Today on my dog walk in Port Sunlight I bumped into Ronnie, a gentleman I first met in the depths of lockdown 3.0. Ronnie’s reflections on how elderly people are being designed out of society through the push to digital payments and apps, was one I am hearing constantly from my loved ones and community. Far from feeling protected by being ‘shielded’ they feel patronised by a paternalistic approach of ‘shutting them indoors’ and taking away the joys of their life. Ronnie likes a morning cup of tea from a cafe on this walk, and will not patron establishments that are cashless-only.

I have tweeted about the Post Office #SaveOurCash campaign and continue to tell people about it. Our convenience cannot come at the expense of the most marginalized in society being pushed out. I am also supporting the #RightsForResidents campaign. I am disgusted by how care home residents and their families have been treated during this period. I was not allowed to visit my 92 year old friend Mr B for 18 months in sheltered housing.

Ronnie spoke about his late wife he visits daily, his family and the small joys we must hang onto. Ronnie’s throwaway phrase “We all go out in a box, love” is similar to what most of my older friends and family retort. They do not fear death, but they want a dignified death and they want their family around.

Currently my husband and I have a growing number of poorly friends, and friends who are caring for relatives with terminal illness. There is so much sadness and grief. Yet inbetween that thick blanket of sadness there are small moments of joy. We must never let people say goodbye via ipad ever again. We must never stop people from comforting their dying friends and family ever again.

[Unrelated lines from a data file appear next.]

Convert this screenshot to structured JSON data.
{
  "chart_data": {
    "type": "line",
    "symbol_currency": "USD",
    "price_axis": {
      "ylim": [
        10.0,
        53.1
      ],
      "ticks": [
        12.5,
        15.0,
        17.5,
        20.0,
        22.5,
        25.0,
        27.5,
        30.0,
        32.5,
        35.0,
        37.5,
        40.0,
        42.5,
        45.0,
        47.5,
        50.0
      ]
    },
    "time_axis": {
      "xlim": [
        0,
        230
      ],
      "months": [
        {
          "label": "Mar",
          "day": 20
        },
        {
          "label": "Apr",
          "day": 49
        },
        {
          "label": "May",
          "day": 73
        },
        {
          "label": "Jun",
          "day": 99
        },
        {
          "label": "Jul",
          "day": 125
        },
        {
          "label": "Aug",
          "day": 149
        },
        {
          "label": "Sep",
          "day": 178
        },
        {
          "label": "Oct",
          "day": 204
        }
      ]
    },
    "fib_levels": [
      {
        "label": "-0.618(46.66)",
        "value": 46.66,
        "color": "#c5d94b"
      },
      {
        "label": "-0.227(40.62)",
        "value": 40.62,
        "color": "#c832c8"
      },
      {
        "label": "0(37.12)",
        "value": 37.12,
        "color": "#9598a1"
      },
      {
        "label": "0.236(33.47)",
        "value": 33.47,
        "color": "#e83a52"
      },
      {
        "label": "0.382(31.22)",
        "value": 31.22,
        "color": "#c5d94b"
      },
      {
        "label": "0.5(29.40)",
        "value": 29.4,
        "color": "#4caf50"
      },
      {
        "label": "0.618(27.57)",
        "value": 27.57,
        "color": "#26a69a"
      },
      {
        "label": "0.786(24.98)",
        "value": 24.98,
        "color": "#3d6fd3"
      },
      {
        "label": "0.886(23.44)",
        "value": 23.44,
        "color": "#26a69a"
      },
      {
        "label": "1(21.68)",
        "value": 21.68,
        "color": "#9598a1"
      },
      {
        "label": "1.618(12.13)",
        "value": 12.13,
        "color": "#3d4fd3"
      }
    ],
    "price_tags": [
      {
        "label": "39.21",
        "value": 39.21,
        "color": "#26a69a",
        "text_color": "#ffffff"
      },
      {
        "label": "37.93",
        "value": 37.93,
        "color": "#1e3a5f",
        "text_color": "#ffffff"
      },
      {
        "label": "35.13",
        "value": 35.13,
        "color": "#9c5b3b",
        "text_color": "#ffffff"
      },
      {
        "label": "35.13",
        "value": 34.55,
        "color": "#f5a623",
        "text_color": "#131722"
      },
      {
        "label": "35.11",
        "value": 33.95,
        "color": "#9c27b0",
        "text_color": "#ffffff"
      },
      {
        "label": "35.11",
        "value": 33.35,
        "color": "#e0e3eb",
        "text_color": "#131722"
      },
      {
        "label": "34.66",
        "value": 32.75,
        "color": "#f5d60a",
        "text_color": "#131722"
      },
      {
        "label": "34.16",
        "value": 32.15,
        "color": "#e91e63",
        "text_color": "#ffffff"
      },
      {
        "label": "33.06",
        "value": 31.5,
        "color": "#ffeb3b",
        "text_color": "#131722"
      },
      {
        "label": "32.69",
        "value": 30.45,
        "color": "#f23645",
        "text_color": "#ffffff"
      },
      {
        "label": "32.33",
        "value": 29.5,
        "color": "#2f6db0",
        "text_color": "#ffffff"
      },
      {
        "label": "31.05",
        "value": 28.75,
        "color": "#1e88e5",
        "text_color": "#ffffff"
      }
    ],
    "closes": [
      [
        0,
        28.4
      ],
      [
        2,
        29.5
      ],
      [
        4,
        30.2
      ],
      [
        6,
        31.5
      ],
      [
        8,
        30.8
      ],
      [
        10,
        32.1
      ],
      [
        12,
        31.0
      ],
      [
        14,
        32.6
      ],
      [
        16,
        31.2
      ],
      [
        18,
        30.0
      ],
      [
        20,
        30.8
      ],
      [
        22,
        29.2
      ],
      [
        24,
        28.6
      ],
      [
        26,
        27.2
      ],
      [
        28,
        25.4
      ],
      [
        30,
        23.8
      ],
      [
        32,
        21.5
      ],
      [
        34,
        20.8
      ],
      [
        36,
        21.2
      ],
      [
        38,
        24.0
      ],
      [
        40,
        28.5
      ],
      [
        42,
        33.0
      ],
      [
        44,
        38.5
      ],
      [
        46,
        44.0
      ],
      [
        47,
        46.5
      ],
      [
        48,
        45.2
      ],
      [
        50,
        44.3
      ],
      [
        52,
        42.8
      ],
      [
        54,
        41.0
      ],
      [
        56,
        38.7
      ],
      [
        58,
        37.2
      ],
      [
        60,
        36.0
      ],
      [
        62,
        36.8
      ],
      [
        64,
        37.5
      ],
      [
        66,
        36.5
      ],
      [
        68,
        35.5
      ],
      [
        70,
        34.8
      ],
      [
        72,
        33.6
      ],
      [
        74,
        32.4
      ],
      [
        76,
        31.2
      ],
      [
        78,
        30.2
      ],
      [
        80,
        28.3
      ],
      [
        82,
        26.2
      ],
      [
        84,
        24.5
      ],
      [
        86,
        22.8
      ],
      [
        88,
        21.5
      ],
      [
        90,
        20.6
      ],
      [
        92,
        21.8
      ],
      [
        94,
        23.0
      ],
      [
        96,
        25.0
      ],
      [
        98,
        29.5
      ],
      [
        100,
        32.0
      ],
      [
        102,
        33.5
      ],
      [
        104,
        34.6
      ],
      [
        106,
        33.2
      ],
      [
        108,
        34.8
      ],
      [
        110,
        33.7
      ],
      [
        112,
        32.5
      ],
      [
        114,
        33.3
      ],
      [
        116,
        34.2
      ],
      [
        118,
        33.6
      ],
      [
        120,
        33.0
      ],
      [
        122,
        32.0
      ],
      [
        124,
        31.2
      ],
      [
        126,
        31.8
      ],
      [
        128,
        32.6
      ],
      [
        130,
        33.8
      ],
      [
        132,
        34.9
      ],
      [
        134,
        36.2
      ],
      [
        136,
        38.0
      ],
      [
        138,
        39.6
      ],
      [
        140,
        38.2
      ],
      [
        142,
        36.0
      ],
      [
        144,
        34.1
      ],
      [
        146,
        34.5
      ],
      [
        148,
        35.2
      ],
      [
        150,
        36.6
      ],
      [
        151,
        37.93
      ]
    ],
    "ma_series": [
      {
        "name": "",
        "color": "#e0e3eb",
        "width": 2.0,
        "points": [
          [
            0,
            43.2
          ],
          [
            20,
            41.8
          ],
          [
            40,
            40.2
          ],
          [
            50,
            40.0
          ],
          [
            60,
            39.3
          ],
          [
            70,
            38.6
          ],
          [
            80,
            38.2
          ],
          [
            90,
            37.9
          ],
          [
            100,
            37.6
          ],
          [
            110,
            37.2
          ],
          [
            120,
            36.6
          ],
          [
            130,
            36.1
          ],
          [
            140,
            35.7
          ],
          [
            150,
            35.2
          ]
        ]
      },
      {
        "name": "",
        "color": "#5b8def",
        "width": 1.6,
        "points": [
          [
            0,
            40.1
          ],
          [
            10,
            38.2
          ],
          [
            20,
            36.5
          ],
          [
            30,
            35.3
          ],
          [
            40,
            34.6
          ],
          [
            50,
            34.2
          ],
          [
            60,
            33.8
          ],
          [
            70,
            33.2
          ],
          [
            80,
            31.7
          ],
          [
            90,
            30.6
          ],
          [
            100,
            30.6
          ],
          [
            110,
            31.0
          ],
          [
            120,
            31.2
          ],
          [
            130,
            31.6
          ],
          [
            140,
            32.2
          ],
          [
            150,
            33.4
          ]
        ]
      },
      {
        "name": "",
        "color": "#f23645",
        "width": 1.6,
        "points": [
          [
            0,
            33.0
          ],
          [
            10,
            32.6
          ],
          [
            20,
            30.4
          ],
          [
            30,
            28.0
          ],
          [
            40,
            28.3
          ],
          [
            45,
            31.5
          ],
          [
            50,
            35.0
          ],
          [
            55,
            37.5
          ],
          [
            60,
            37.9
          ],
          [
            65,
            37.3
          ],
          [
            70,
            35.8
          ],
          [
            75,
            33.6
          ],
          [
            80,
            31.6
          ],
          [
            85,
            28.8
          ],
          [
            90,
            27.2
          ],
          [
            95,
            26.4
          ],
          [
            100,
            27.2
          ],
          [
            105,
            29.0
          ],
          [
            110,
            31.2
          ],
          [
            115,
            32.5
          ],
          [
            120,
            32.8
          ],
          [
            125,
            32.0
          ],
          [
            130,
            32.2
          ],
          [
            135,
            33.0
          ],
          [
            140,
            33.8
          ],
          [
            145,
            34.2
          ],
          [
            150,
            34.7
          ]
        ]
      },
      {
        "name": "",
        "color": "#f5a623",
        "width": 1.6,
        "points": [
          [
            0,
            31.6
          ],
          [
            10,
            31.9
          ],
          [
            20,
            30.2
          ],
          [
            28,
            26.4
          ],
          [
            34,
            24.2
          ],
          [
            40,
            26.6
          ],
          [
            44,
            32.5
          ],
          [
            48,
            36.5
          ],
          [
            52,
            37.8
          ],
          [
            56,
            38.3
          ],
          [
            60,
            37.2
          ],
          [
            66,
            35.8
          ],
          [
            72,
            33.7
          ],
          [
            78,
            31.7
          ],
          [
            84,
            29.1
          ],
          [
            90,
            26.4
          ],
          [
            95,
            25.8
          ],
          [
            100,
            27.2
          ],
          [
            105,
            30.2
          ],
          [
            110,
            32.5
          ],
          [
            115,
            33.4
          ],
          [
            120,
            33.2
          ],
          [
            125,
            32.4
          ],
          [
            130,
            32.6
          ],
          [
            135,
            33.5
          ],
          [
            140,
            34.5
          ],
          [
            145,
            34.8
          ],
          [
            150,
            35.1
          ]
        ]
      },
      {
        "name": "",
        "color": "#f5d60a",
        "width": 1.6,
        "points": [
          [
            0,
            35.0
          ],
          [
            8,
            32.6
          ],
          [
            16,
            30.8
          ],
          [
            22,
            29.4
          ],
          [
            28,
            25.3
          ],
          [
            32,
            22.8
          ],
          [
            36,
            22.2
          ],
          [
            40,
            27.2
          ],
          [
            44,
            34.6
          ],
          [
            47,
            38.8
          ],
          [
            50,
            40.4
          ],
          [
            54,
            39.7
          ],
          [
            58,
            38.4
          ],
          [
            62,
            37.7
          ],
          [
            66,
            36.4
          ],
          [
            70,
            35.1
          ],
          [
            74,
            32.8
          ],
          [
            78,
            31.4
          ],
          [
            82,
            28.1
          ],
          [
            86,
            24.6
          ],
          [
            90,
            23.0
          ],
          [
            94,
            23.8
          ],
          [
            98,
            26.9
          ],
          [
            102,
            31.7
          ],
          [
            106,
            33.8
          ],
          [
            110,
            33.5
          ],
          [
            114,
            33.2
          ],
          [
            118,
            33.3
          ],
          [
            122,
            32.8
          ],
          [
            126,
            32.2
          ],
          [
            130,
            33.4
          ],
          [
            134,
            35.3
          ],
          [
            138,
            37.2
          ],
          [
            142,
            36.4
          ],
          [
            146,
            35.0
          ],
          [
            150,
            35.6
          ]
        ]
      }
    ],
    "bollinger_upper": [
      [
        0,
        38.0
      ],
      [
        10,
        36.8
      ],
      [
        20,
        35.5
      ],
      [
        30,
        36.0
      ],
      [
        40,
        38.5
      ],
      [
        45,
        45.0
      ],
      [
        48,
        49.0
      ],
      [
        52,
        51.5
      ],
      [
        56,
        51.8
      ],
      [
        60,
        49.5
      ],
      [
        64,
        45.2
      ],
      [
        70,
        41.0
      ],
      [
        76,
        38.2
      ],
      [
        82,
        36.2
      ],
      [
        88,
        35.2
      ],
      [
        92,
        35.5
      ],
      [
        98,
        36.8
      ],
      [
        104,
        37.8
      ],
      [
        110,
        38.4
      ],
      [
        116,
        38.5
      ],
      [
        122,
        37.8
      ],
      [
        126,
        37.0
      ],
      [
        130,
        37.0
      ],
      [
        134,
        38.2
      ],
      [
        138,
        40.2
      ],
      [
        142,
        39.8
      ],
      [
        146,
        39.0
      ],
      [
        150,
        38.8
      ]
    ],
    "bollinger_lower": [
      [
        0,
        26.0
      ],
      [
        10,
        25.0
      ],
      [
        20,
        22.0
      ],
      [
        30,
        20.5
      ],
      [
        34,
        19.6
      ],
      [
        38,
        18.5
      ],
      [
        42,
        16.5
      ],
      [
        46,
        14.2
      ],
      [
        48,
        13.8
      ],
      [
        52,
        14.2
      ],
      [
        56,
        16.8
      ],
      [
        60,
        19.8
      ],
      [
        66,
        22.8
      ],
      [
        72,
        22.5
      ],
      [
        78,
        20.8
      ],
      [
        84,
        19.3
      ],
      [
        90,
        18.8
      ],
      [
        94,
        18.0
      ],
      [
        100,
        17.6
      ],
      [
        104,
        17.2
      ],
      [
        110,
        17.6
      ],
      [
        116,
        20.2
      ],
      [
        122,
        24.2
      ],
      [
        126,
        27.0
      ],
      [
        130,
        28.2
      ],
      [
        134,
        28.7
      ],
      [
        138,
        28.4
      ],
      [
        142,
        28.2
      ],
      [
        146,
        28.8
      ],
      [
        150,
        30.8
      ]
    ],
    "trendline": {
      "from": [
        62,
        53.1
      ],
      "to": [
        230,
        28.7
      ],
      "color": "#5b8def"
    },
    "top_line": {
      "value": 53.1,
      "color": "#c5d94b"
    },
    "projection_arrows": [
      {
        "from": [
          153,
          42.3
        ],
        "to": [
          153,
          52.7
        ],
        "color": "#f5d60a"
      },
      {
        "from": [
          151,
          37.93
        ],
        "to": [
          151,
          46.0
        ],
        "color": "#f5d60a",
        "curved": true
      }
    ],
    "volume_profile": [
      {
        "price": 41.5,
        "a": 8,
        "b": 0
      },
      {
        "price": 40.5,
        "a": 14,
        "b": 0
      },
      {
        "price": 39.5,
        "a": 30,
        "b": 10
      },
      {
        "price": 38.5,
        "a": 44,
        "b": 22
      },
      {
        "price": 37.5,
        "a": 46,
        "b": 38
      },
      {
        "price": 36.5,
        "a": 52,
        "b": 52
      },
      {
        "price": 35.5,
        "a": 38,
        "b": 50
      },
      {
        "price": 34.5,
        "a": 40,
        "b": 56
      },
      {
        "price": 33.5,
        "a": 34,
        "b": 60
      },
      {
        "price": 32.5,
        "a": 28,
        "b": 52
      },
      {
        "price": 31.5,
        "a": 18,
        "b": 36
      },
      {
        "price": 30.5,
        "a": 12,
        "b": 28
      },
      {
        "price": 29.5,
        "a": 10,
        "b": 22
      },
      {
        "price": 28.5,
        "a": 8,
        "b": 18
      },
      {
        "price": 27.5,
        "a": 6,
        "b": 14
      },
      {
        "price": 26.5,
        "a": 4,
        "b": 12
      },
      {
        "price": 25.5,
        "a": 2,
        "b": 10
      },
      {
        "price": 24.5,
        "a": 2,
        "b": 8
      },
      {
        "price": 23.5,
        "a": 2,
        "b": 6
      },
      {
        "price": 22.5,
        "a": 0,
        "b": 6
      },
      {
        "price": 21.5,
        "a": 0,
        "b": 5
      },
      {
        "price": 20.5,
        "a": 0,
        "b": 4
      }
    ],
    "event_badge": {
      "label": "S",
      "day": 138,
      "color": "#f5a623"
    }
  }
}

As a society we need to do better regarding death. We all die. I touched my 34 year old brother’s face in the funeral home and saw my own mortality. Whilst impacting me deeply, it has taught me to abundantly live. He died from Sudden Arrhythmic Death Syndrome (SADS). Each day is a blessing I am grateful for and I do not take it for granted.

I held my husband’s hand when he in a coma in ICU. I watched my mother place coins on the eyelids of my dead father.

Each year I celebrate All Souls’ Day and All Saint’s Day.

Talking with strangers reminds me that twitter is an echo-chamber. People I meet on walks have other worries and losses than simply Covid, they are nuanced, reasoned, and are determined to live in the time they have remaining.

The Sociology of the People is the one I am drawn to. The genuine commitment to social justice and widening participation and allowing people to talk about their pain and loss. The one that allows people to speak for themselves. We have a lot to learn from the Ronnies of the world.

This will all eventually pass, but whilst we wait, we need one another.